The Thing About Bilingualism
The thing about bilingualism is that it is often misunderstood. Being bilingual does not—and cannot—mean having equal proficiency in both languages. Whether one learned a first language as a child and then another language down the road, like I did, or grew up learning both languages simultaneously, like my two children have done, one language will necessarily be dominant. Even in the most evenly split cases, one language is dominant in some situations while the other language is dominant in others.
In the U.S., many child immigrants and children of immigrants grow up learning about their family heritage, cultural traditions, and day-to-day familial interactions in one language but learn to relate with other children, their teachers, and the rest of the world in English. This split dynamic, for sure, leads to bilingualism (and biculturalism), but it leaves these individuals with different strengths and weaknesses in each language. As these children continue to grow and interact with the world, these strengths and weaknesses can shift depending on the individuals’ interests and influences. Just as no two individuals are alike, no two bilingual individuals’ bilingual-skill balances are alike.

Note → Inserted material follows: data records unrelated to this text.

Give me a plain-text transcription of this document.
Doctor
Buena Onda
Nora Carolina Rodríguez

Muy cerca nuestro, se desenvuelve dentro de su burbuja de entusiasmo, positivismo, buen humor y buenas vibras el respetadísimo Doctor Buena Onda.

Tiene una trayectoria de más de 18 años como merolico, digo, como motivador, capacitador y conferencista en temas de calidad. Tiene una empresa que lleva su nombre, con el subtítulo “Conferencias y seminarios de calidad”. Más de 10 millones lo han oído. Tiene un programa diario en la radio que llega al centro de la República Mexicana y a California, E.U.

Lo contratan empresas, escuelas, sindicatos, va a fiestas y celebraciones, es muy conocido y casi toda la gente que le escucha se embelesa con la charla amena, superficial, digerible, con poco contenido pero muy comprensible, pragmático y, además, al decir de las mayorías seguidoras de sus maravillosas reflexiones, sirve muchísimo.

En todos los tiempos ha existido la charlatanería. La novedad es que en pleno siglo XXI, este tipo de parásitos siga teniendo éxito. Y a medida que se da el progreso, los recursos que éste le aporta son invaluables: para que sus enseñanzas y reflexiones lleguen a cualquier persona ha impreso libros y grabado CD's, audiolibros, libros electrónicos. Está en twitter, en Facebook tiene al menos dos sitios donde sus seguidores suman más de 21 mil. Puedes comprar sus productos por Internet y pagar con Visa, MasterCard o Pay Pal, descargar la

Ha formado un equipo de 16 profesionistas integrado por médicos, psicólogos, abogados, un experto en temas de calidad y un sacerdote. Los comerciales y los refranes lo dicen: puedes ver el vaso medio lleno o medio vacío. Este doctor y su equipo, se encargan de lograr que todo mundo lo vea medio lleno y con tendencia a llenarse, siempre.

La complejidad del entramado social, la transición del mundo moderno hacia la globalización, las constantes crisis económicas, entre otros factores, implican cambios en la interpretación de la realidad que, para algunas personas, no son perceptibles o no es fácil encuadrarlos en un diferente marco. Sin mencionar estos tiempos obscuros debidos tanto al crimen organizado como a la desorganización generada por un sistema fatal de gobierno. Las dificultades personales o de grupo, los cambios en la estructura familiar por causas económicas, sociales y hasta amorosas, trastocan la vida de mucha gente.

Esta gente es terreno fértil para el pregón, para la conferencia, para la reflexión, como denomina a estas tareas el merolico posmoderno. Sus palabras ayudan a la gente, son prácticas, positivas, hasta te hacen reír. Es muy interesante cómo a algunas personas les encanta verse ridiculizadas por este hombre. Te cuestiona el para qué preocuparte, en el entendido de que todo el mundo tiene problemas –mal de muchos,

So next time you are talking to people who consider themselves bilingual, whether you are interviewing them for a job opening, doing business with them, or just having a chat, instead of making assumptions about their abilities in their other language, if relevant, feel free to ask them how they would rate their proficiency in that other language compared to the one you are speaking to them in. If you are interviewing them for a job opening at your company, put them to the test. If you have people on staff whose skills in that language you already trust, invite them to help you interview your candidates. If you don’t already have someone on staff and that’s why you are looking for a new bilingual employee or partner, put some specific scenarios to your candidates in the interview—ones they would likely run into on the job—and ask them to be honest about their ability to handle those scenarios. The vast majority of candidates will be straight with you about their bilingual abilities, but only if they are fully aware of what would be expected of them on the job. If assumptions are made on both sides in the interview, everyone involved will be in for a rude awakening when your new hire faces his/her first real challenge.
A common assumption that employers make is that if their employees’ conversational skills are top notch in both languages, they are automatically well versed in every field. It is erroneous, for example, to assume that your bilingual receptionist has the language training to translate your products’ technical manuals or your company’s marketing materials, yet this is happening all over the country. Translation and interpretation, in particular, are very specialized skills and being highly proficient in two languages is only the start.
The thing about bilingualism is that it can be understood, but only if we first make no assumptions.